Hacker News new | ask | show | jobs
by whiatp 486 days ago
This made me think of a series of "war room" meetings I had been part of early in my career. Strangely enough, also a defect revealed when the platform was low on memory. This was also the issue where I learned the value of documenting experiments and results once an investigation has taken a non-trivial amount of time. Not just to show management what you are doing, but to keep track of all the things you have already tried rather than spinning in circles.

The war room meetings were full of managers and QA engineers reporting on how many times they reproduced the bug. Their repro was related to triggering a super slow memory leak in the main user UI. I had the utmost respect for the senior QA engineer who actually listened to us when we said we could repro the issue way faster, and didn't need the twice daily reports on manual repro attempts. He took the meetings from his desk, 20 feet away, visible through the glass wall of the room we were all crammed into. I unfortunately didn't have the seniority to do the same.

Since I can't resist telling a good bug story:

The symptom we were seeing is that when the system was low on memory, a process (usually the main user UI, but not always) would get either a SIGILL at a memory location containing a valid CPU instruction, or a floating point divide by zero exception at a code location that didn't contain a floating point instruction. I built a memory pressure tool that would frequently read how much memory was free and would mmap (and dirty) or munmap pages as necessary to hold the system just short of the oom kill threshold. I could repro what the slow memory leak was doing to the system in seconds, rather than wait an hour for the memory leak to do it.

I wanted to learn more about what was going on between code being loaded into memory and then being executed, which lead me to look into the page fault path. I added some tracing that would dump out info about recent page faults after a sigill was sent out. It turns out all of the code that was having these mysterious errors was always _very_ recently loaded into memory. I realized when Linux is low on memory, one of the ways it can get some memory back is to throw out unmodified memory mapped file pages, like the executable pages of libraries and binaries. In the extreme case, the system makes almost no forward progress and spends almost all of its time loading code, briefly executing it, and then throwing it out for another process's code.

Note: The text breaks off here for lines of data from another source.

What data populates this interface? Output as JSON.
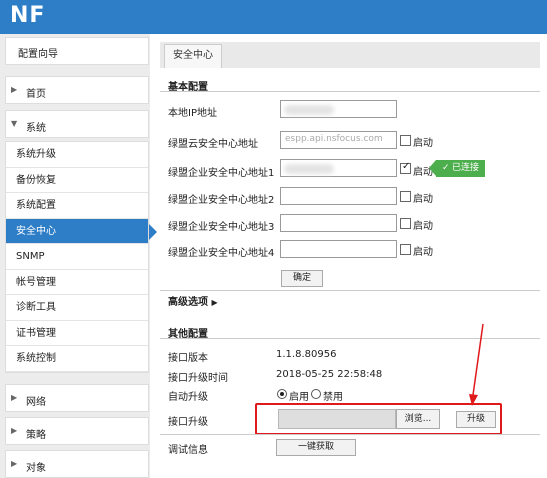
{
  "app": {
    "logo": "NF"
  },
  "sidebar": {
    "wizard": "配置向导",
    "groups_top": [
      {
        "label": "首页",
        "expanded": false
      },
      {
        "label": "系统",
        "expanded": true
      }
    ],
    "system_items": [
      "系统升级",
      "备份恢复",
      "系统配置",
      "安全中心",
      "SNMP",
      "帐号管理",
      "诊断工具",
      "证书管理",
      "系统控制"
    ],
    "active_item": "安全中心",
    "groups_bottom": [
      {
        "label": "网络"
      },
      {
        "label": "策略"
      },
      {
        "label": "对象"
      }
    ]
  },
  "tabs": [
    "安全中心"
  ],
  "basic": {
    "title": "基本配置",
    "local_ip_label": "本地IP地址",
    "cloud_label": "绿盟云安全中心地址",
    "cloud_placeholder": "espp.api.nsfocus.com",
    "enterprise_labels": [
      "绿盟企业安全中心地址1",
      "绿盟企业安全中心地址2",
      "绿盟企业安全中心地址3",
      "绿盟企业安全中心地址4"
    ],
    "enable_label": "启动",
    "connected_badge": "已连接",
    "confirm_button": "确定"
  },
  "advanced": {
    "title": "高级选项"
  },
  "other": {
    "title": "其他配置",
    "version_label": "接口版本",
    "version_value": "1.1.8.80956",
    "upgrade_time_label": "接口升级时间",
    "upgrade_time_value": "2018-05-25 22:58:48",
    "auto_upgrade_label": "自动升级",
    "enable_option": "启用",
    "disable_option": "禁用",
    "interface_upgrade_label": "接口升级",
    "browse_button": "浏览...",
    "upgrade_button": "升级",
    "debug_label": "调试信息",
    "fetch_button": "一键获取"
  },
  "colors": {
    "brand": "#2e7ec7",
    "success": "#4cae4c",
    "annotation": "#e0191b"
  }
}
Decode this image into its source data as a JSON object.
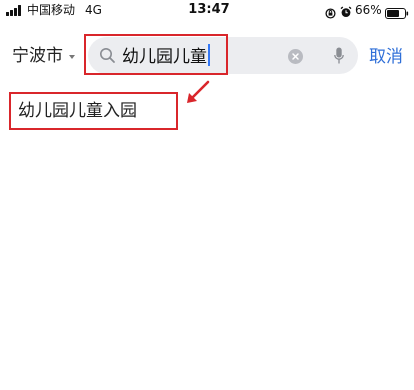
{
  "status_bar": {
    "carrier": "中国移动",
    "network": "4G",
    "time": "13:47",
    "battery_percent": "66%",
    "icons": [
      "signal-icon",
      "lock-rotation-icon",
      "alarm-icon",
      "battery-icon"
    ]
  },
  "header": {
    "city": "宁波市",
    "search": {
      "value": "幼儿园儿童",
      "icons": [
        "search-icon",
        "clear-icon",
        "mic-icon"
      ]
    },
    "cancel_label": "取消"
  },
  "suggestions": [
    {
      "label": "幼儿园儿童入园"
    }
  ],
  "colors": {
    "accent": "#2f6fd8",
    "cursor": "#3478f6",
    "annotation": "#d9262b",
    "search_background": "#ecedf0"
  }
}
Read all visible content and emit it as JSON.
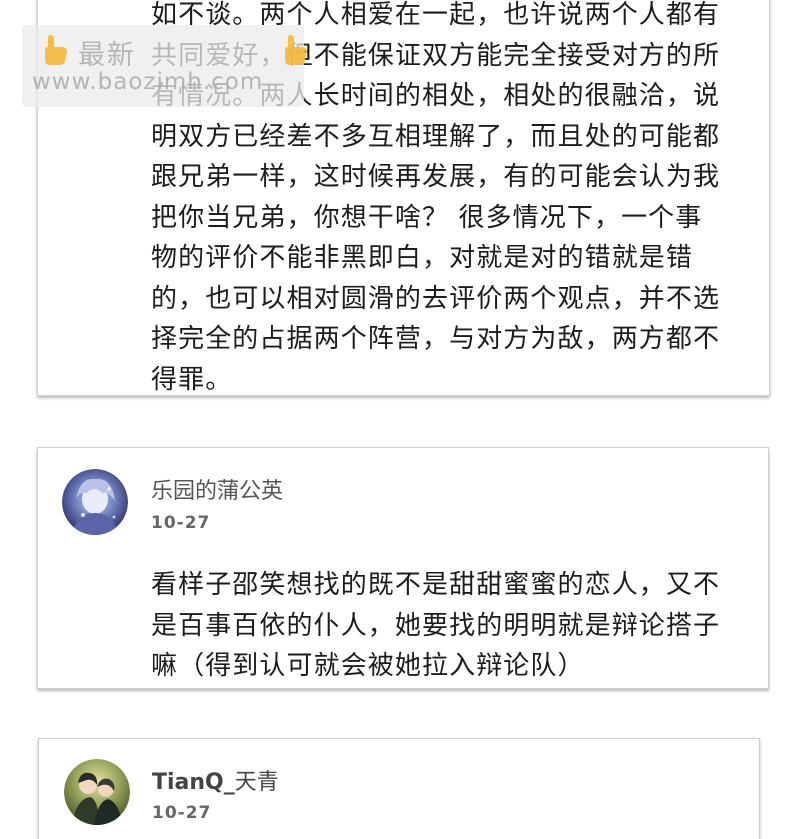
{
  "watermark": {
    "title": "最新",
    "url": "www.baozimh.com"
  },
  "comments": [
    {
      "text": "如不谈。两个人相爱在一起，也许说两个人都有\n共同爱好，但不能保证双方能完全接受对方的所\n有情况。两人长时间的相处，相处的很融洽，说\n明双方已经差不多互相理解了，而且处的可能都\n跟兄弟一样，这时候再发展，有的可能会认为我\n把你当兄弟，你想干啥？ 很多情况下，一个事\n物的评价不能非黑即白，对就是对的错就是错\n的，也可以相对圆滑的去评价两个观点，并不选\n择完全的占据两个阵营，与对方为敌，两方都不\n得罪。"
    },
    {
      "username": "乐园的蒲公英",
      "date": "10-27",
      "text": "看样子邵笑想找的既不是甜甜蜜蜜的恋人，又不\n是百事百依的仆人，她要找的明明就是辩论搭子\n嘛（得到认可就会被她拉入辩论队）"
    },
    {
      "username_latin": "TianQ_",
      "username_cjk": "天青",
      "date": "10-27"
    }
  ]
}
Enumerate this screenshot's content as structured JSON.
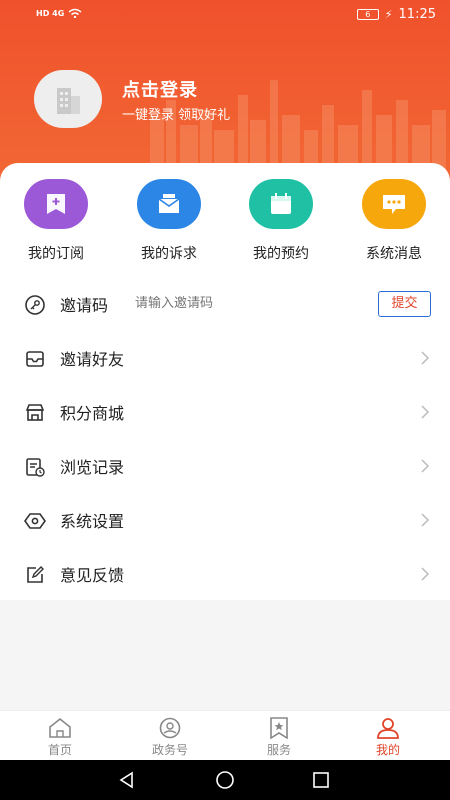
{
  "status_bar": {
    "left_icons": "HD 4G",
    "battery": "6",
    "time": "11:25"
  },
  "header": {
    "title": "点击登录",
    "subtitle": "一键登录  领取好礼",
    "avatar_icon": "building-icon",
    "bg_color": "#f0512c"
  },
  "quick_actions": [
    {
      "label": "我的订阅",
      "icon": "bookmark-plus-icon",
      "color": "#9b59d8"
    },
    {
      "label": "我的诉求",
      "icon": "envelope-icon",
      "color": "#2b86e6"
    },
    {
      "label": "我的预约",
      "icon": "calendar-icon",
      "color": "#1fc0a3"
    },
    {
      "label": "系统消息",
      "icon": "message-icon",
      "color": "#f5a70c"
    }
  ],
  "invite": {
    "label": "邀请码",
    "placeholder": "请输入邀请码",
    "submit": "提交",
    "icon": "key-icon"
  },
  "menu": [
    {
      "label": "邀请好友",
      "icon": "inbox-icon"
    },
    {
      "label": "积分商城",
      "icon": "store-icon"
    },
    {
      "label": "浏览记录",
      "icon": "history-icon"
    },
    {
      "label": "系统设置",
      "icon": "settings-icon"
    },
    {
      "label": "意见反馈",
      "icon": "edit-icon"
    }
  ],
  "tabs": [
    {
      "label": "首页",
      "icon": "home-icon",
      "active": false
    },
    {
      "label": "政务号",
      "icon": "eye-badge-icon",
      "active": false
    },
    {
      "label": "服务",
      "icon": "star-bookmark-icon",
      "active": false
    },
    {
      "label": "我的",
      "icon": "user-icon",
      "active": true
    }
  ],
  "accent_color": "#e0452a"
}
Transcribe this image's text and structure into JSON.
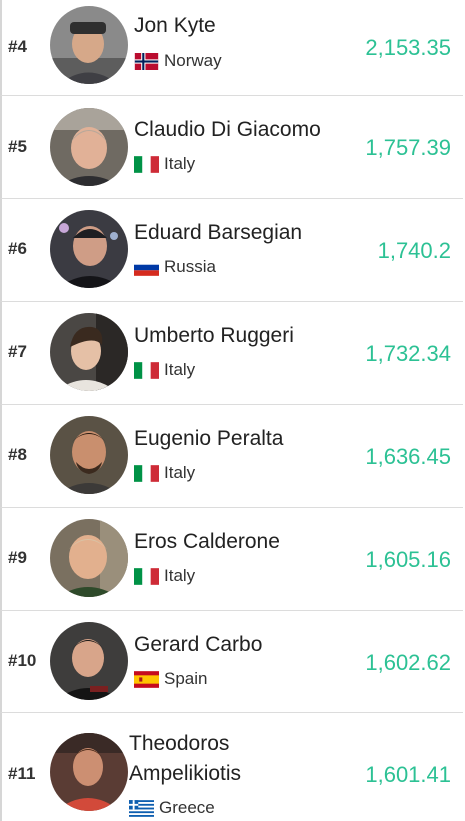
{
  "leaderboard": [
    {
      "rank": "#4",
      "name": "Jon Kyte",
      "country": "Norway",
      "flag": "norway-flag-icon",
      "score": "2,153.35",
      "avatar_bg": "#8a8a8a",
      "skin": "#d6a889"
    },
    {
      "rank": "#5",
      "name": "Claudio Di Giacomo",
      "country": "Italy",
      "flag": "italy-flag-icon",
      "score": "1,757.39",
      "avatar_bg": "#6f6a62",
      "skin": "#e1b197"
    },
    {
      "rank": "#6",
      "name": "Eduard Barsegian",
      "country": "Russia",
      "flag": "russia-flag-icon",
      "score": "1,740.2",
      "avatar_bg": "#3b3b42",
      "skin": "#cf9d86"
    },
    {
      "rank": "#7",
      "name": "Umberto Ruggeri",
      "country": "Italy",
      "flag": "italy-flag-icon",
      "score": "1,732.34",
      "avatar_bg": "#4a4744",
      "skin": "#e5c0a6"
    },
    {
      "rank": "#8",
      "name": "Eugenio Peralta",
      "country": "Italy",
      "flag": "italy-flag-icon",
      "score": "1,636.45",
      "avatar_bg": "#5a5245",
      "skin": "#c98f6e"
    },
    {
      "rank": "#9",
      "name": "Eros Calderone",
      "country": "Italy",
      "flag": "italy-flag-icon",
      "score": "1,605.16",
      "avatar_bg": "#7a7060",
      "skin": "#e2b08e"
    },
    {
      "rank": "#10",
      "name": "Gerard Carbo",
      "country": "Spain",
      "flag": "spain-flag-icon",
      "score": "1,602.62",
      "avatar_bg": "#3e3d3c",
      "skin": "#d8a58a"
    },
    {
      "rank": "#11",
      "name": "Theodoros Ampelikiotis",
      "country": "Greece",
      "flag": "greece-flag-icon",
      "score": "1,601.41",
      "avatar_bg": "#5a3c34",
      "skin": "#cc8f72"
    }
  ],
  "colors": {
    "score": "#2cc194",
    "divider": "#dcdcdc"
  }
}
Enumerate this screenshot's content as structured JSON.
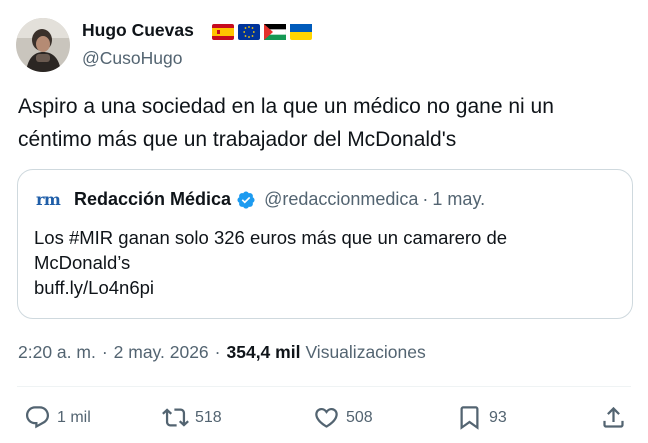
{
  "author": {
    "name": "Hugo Cuevas",
    "handle": "@CusoHugo",
    "flags": [
      "spain-flag-icon",
      "eu-flag-icon",
      "palestine-flag-icon",
      "ukraine-flag-icon"
    ]
  },
  "tweet": {
    "text": "Aspiro a una sociedad en la que un médico no gane ni un céntimo más que un trabajador del McDonald's"
  },
  "quote": {
    "logo": "rm",
    "name": "Redacción Médica",
    "handle": "@redaccionmedica",
    "separator": "·",
    "date": "1 may.",
    "lines": [
      "Los #MIR ganan solo 326 euros más que un camarero de",
      "McDonald’s",
      "buff.ly/Lo4n6pi"
    ]
  },
  "meta": {
    "time": "2:20 a. m.",
    "dot1": "·",
    "date": "2 may. 2026",
    "dot2": "·",
    "views_count": "354,4 mil",
    "views_label": "Visualizaciones"
  },
  "actions": {
    "replies": "1 mil",
    "reposts": "518",
    "likes": "508",
    "bookmarks": "93"
  },
  "colors": {
    "text": "#0f1419",
    "secondary": "#536471",
    "border": "#cfd9de",
    "verified": "#1d9bf0"
  }
}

I realized there was a useful looking code path in the page fault logic we would never seem to hit. This code path would check if the page was marked as having been modified (and if I recall correctly, also if it was mapped as executable.) If it passed the check, this code would instruct the CPU to flush the data cache in the address range back to the shared L2 cache, and then clear the instruction cache for the range. (The arm processor we were using didn't have any synchronization between the L1 instruction and L1 data cache, so writing out executable content requires extra synchronization, both for the kernel loading code off disk, as well as JIT compilers.) With a little more digging around. I found the kernel's implementation of scatter gather copy would set that bit. However, our SOC vendor, in their infinite wisdom, made a copy of that function that was exactly the same, except that it didn't set the bit in the page table. Of course they used it in their SDIO driver.